Die SPD-Kreistagsfraktion betont anhand zahlreicher Fakten die Qualität der Arbeit von Landrat Florian Töpper

„Mit der zukunftsweisenden und zielgerichteten Politik von Landrat Florian Töpper ist unser Landkreis in den vergangenen Jahren stärker und sichtbarer geworden“, freut sich der stellvertretende Vorsitzende der SPD-Kreistagsfraktion, Schonungens Bürgermeister Stefan Rottmann. „Die Fakten sprechen eine klare Sprache“, so Rottmann. Der Landkreis weist anhaltend die niedrigste Arbeitslosenquote in der Region auf. Während sie in 2019 in Bayern bei durchschnittlich 2,8 Prozent und in Unterfranken bei 2,7 Prozent lag, war der Landkreis Schweinfurt mit einer Quote von 2,3 Prozent derjenige mit dem besten, da niedrigsten Wert. Ebenso erfreulich ist das Beschäftigungswachstum. Im Jahr 2013, bei Töppers Amtsantritt, verfügte der Landkreis in seinen 29 Gemeinden über insgesamt 22.506 sozialversicherungspflichtige Arbeitsplätze. Zum 30.06.2019 betrug ihre Zahl bereits 26823. Dies entspricht einem Wachstum von 19,2 Prozent.
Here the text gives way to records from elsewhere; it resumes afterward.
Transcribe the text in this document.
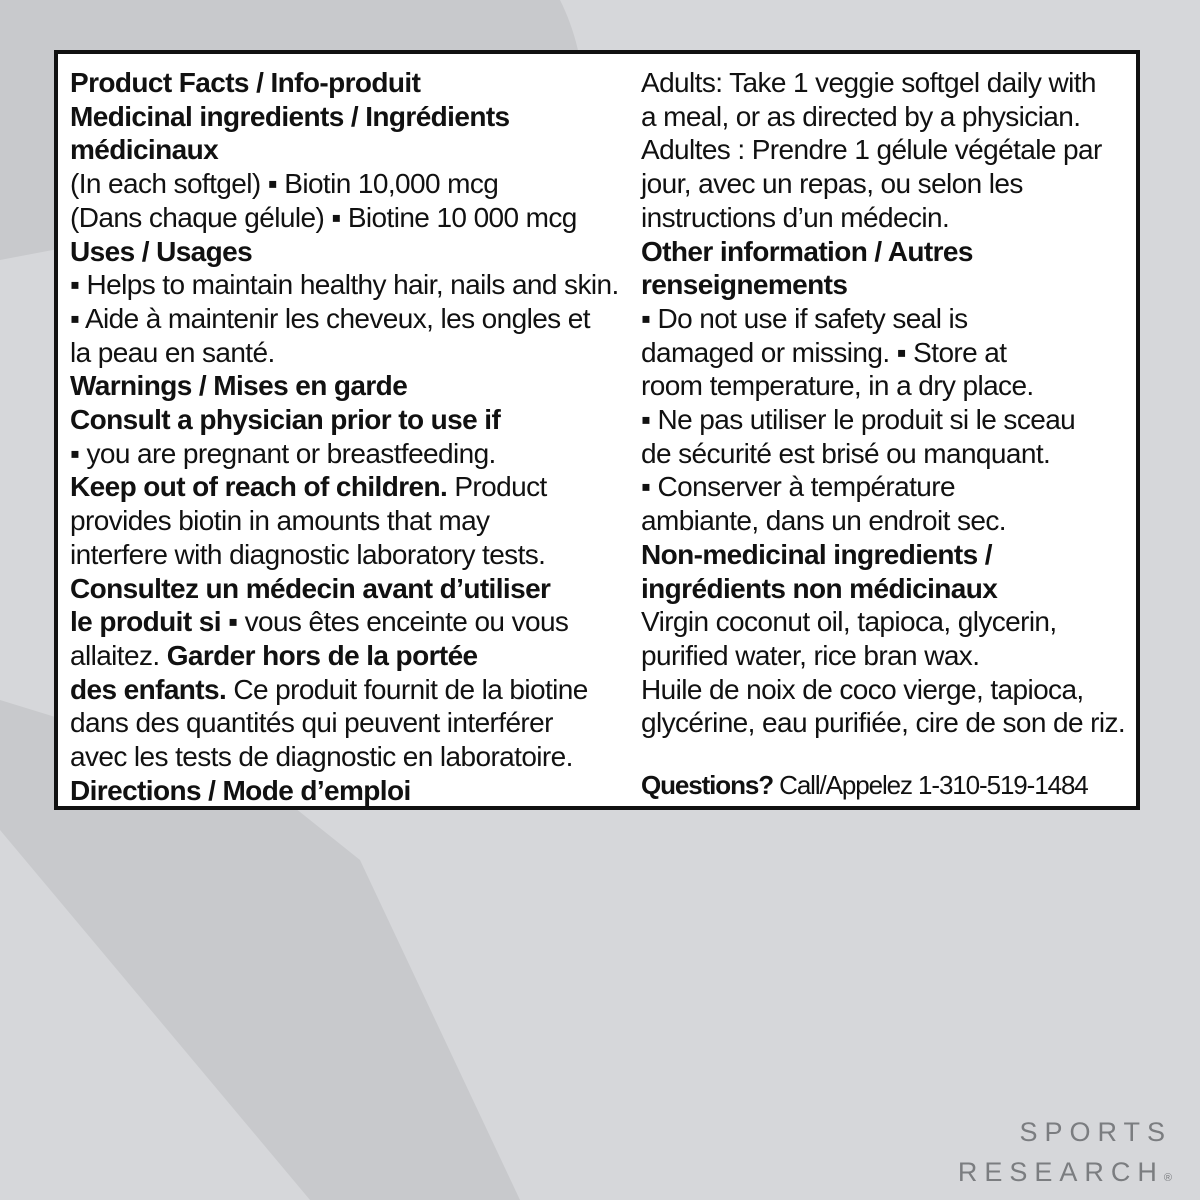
Product Facts / Info-produit

Medicinal ingredients / Ingrédients

médicinaux

(In each softgel) ▪ Biotin 10,000 mcg

(Dans chaque gélule) ▪ Biotine 10 000 mcg

Uses / Usages

▪ Helps to maintain healthy hair, nails and skin.

▪ Aide à maintenir les cheveux, les ongles et

la peau en santé.

Warnings / Mises en garde

Consult a physician prior to use if

▪ you are pregnant or breastfeeding.

Keep out of reach of children. Product

provides biotin in amounts that may

interfere with diagnostic laboratory tests.

Consultez un médecin avant d’utiliser

le produit si ▪ vous êtes enceinte ou vous

allaitez. Garder hors de la portée

des enfants. Ce produit fournit de la biotine

dans des quantités qui peuvent interférer

avec les tests de diagnostic en laboratoire.

Directions / Mode d’emploi

Adults: Take 1 veggie softgel daily with

a meal, or as directed by a physician.

Adultes : Prendre 1 gélule végétale par

jour, avec un repas, ou selon les

instructions d’un médecin.

Other information / Autres

renseignements

▪ Do not use if safety seal is

damaged or missing. ▪ Store at

room temperature, in a dry place.

▪ Ne pas utiliser le produit si le sceau

de sécurité est brisé ou manquant.

▪ Conserver à température

ambiante, dans un endroit sec.

Non-medicinal ingredients /

ingrédients non médicinaux

Virgin coconut oil, tapioca, glycerin,

purified water, rice bran wax.

Huile de noix de coco vierge, tapioca,

glycérine, eau purifiée, cire de son de riz.

Questions? Call/Appelez 1-310-519-1484
SPORTS
RESEARCH®
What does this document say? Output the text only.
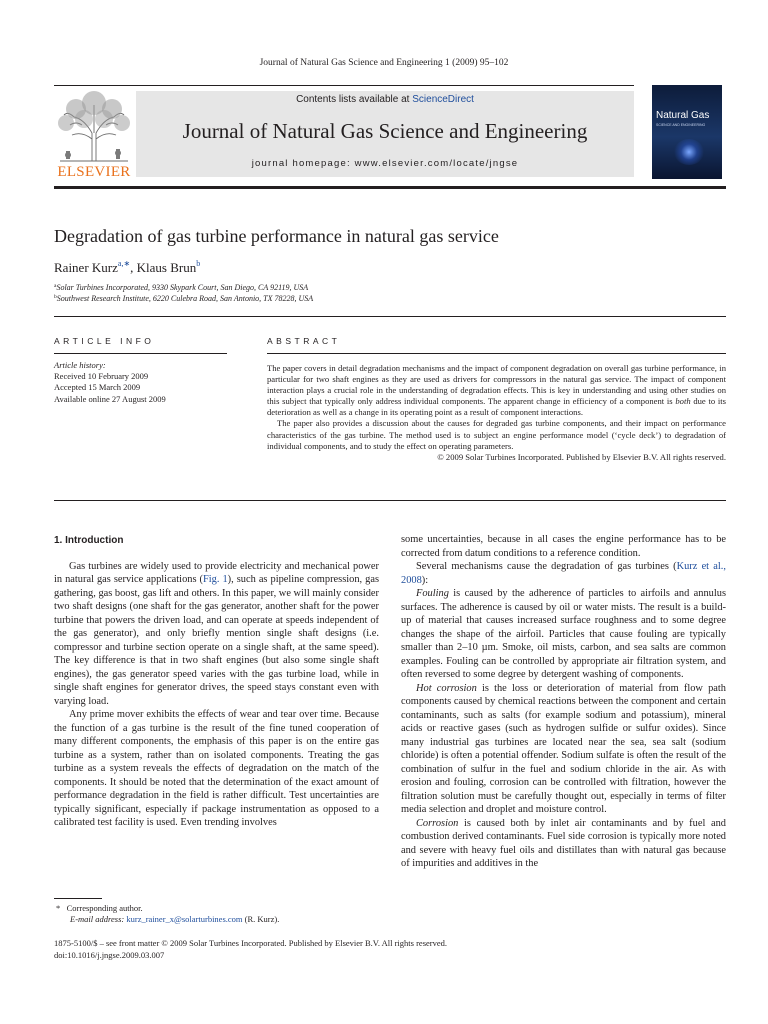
Journal of Natural Gas Science and Engineering 1 (2009) 95–102
ELSEVIER
Contents lists available at ScienceDirect
Journal of Natural Gas Science and Engineering
journal homepage: www.elsevier.com/locate/jngse
Natural Gas
SCIENCE AND ENGINEERING
Degradation of gas turbine performance in natural gas service
Rainer Kurz$^{a,∗}$, Klaus Brun$^b$
$^a$Solar Turbines Incorporated, 9330 Skypark Court, San Diego, CA 92119, USA
$^b$Southwest Research Institute, 6220 Culebra Road, San Antonio, TX 78228, USA
ARTICLE INFO	ABSTRACT
Article history:
Received 10 February 2009
Accepted 15 March 2009
Available online 27 August 2009

The paper covers in detail degradation mechanisms and the impact of component degradation on overall gas turbine performance, in particular for two shaft engines as they are used as drivers for compressors in the natural gas service. The impact of component interaction plays a crucial role in the understanding of degradation effects. This is key in understanding and using other studies on this subject that typically only address individual components. The apparent change in efficiency of a component is both due to its deterioration as well as a change in its operating point as a result of component interactions.

The paper also provides a discussion about the causes for degraded gas turbine components, and their impact on performance characteristics of the gas turbine. The method used is to subject an engine performance model (‘cycle deck’) to degradation of individual components, and to study the effect on operating parameters.

© 2009 Solar Turbines Incorporated. Published by Elsevier B.V. All rights reserved.

1. Introduction

Gas turbines are widely used to provide electricity and mechanical power in natural gas service applications (Fig. 1), such as pipeline compression, gas gathering, gas boost, gas lift and others. In this paper, we will mainly consider two shaft designs (one shaft for the gas generator, another shaft for the power turbine that powers the driven load, and can operate at speeds independent of the gas generator), and only briefly mention single shaft designs (i.e. compressor and turbine section operate on a single shaft, at the same speed). The key difference is that in two shaft engines (but also some single shaft engines), the gas generator speed varies with the gas turbine load, while in single shaft engines for generator drives, the speed stays constant even with varying load.

Any prime mover exhibits the effects of wear and tear over time. Because the function of a gas turbine is the result of the fine tuned cooperation of many different components, the emphasis of this paper is on the entire gas turbine as a system, rather than on isolated components. Treating the gas turbine as a system reveals the effects of degradation on the match of the components. It should be noted that the determination of the exact amount of performance degradation in the field is rather difficult. Test uncertainties are typically significant, especially if package instrumentation as opposed to a calibrated test facility is used. Even trending involves

some uncertainties, because in all cases the engine performance has to be corrected from datum conditions to a reference condition.

Several mechanisms cause the degradation of gas turbines (Kurz et al., 2008):

Fouling is caused by the adherence of particles to airfoils and annulus surfaces. The adherence is caused by oil or water mists. The result is a build-up of material that causes increased surface roughness and to some degree changes the shape of the airfoil. Particles that cause fouling are typically smaller than 2–10 µm. Smoke, oil mists, carbon, and sea salts are common examples. Fouling can be controlled by appropriate air filtration system, and often reversed to some degree by detergent washing of components.

Hot corrosion is the loss or deterioration of material from flow path components caused by chemical reactions between the component and certain contaminants, such as salts (for example sodium and potassium), mineral acids or reactive gases (such as hydrogen sulfide or sulfur oxides). Since many industrial gas turbines are located near the sea, sea salt (sodium chloride) is often a potential offender. Sodium sulfate is often the result of the combination of sulfur in the fuel and sodium chloride in the air. As with erosion and fouling, corrosion can be controlled with filtration, however the filtration solution must be carefully thought out, especially in terms of filter media selection and droplet and moisture control.

Corrosion is caused both by inlet air contaminants and by fuel and combustion derived contaminants. Fuel side corrosion is typically more noted and severe with heavy fuel oils and distillates than with natural gas because of impurities and additives in the

* Corresponding author.
E-mail address: kurz_rainer_x@solarturbines.com (R. Kurz).
1875-5100/$ – see front matter © 2009 Solar Turbines Incorporated. Published by Elsevier B.V. All rights reserved.
doi:10.1016/j.jngse.2009.03.007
Im selben Zeitraum nahm die Arbeitsplatzzahl bayernweit um 15,1 Prozent zu, im unterfränkischen Durchschnitt lediglich um 10,7 Prozent. „Der Landkreis Schweinfurt ist hier Spitzenreiter“, unterstreicht Rottmann, der die aktive Wirtschaftspolitik von Landrat Florian Töpper besonders lobt: „Auch durch seine intensive Arbeit sind wir nun auf Augenhöhe mit unseren Wettbewerbern“, arbeiten eng und vertrauensvoll mit der Stadt zusammen, verfügen mit unserer Wirtschaftsförderung über gute Kontakte zur Fachhochschule und setzen mit Bildung und Mobilität auf die entscheidenden Zukunftsfelder“.
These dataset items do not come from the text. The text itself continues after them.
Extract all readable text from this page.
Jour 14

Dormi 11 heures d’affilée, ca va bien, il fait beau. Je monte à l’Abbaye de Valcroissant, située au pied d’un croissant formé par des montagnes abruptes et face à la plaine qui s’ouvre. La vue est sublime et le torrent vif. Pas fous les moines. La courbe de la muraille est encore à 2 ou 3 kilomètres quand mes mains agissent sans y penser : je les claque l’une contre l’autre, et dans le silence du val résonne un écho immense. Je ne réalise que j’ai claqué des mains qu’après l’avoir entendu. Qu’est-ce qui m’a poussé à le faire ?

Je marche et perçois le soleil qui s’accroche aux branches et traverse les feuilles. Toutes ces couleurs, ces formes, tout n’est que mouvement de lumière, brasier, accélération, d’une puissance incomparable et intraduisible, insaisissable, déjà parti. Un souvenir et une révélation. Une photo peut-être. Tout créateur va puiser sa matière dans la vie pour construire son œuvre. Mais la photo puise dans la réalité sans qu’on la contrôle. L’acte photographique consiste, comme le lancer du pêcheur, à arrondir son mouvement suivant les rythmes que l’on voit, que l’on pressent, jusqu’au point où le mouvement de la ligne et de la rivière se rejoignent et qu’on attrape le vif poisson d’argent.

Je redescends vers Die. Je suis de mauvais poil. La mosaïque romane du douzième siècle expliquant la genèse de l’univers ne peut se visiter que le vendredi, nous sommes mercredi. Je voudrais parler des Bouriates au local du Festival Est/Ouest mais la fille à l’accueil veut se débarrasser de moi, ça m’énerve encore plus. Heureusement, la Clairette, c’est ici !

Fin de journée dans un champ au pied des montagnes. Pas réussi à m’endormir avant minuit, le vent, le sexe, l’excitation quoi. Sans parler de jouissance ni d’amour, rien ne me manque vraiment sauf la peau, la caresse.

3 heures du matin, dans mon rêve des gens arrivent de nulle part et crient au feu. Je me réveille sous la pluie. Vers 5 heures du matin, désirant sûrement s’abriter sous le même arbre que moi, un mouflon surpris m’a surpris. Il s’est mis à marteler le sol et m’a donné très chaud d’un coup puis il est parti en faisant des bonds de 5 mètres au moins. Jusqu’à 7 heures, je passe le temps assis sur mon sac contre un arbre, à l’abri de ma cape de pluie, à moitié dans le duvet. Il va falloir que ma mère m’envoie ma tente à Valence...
Dass der Durchbruch beim Beitritt zum Verkehrsverbund Mainfranken gelungen ist, sei ebenso Töppers Hartnäckigkeit zu verdanken wie die vom Kreistag einstimmig beschlossene Einführung des neuen Mobilitätskonzepts, die grundsätzlich eine stündliche Anbindung auch kleiner Ortschaften an das Busnetz gewährleisten soll, und zwar zum Bustarif. Damit gewährleiste der Landkreis die Grundlagen für die Verkehrswende, nicht zuletzt im Sinne der Umwelt und der nachwachsenden Generationen. Nachhaltig stelle sich auch die Finanzwirtschaft des Landkreises dar. Bewusst seien in den vergangenen Jahren annähernd 20 Millionen Euro an Schulden abgebaut worden. Die Pro-Kopf-Verschuldung des Landkreises liegt so bei zirka 50 Euro pro Einwohner, während der bayerische Durchschnitt hier zirka 200 Euro pro Einwohner betrage. Eine hochinnovative Abfallwirtschaft mit rekordverdächtig niedrigen Gebühren runde dieses Bild ab.

„Unser Landkreis steht hervorragend da, auch weil Florian Töpper immer den ganzen Landkreis im Blick hat“. „Wirtschaftlich stark, sozial gerecht und ökologisch nachhaltig“, diese Erfolgsgeschichte gelte es fortzusetzen, so Rottmann, der sich sehr darüber freut, dass neben der SPD auch die Freien Wähler, Bündnis 90/Die Grünen und eine breit aufgestellte überparteiliche Wählerinitiative hinter Töppers erneuter Bewerbung stehen.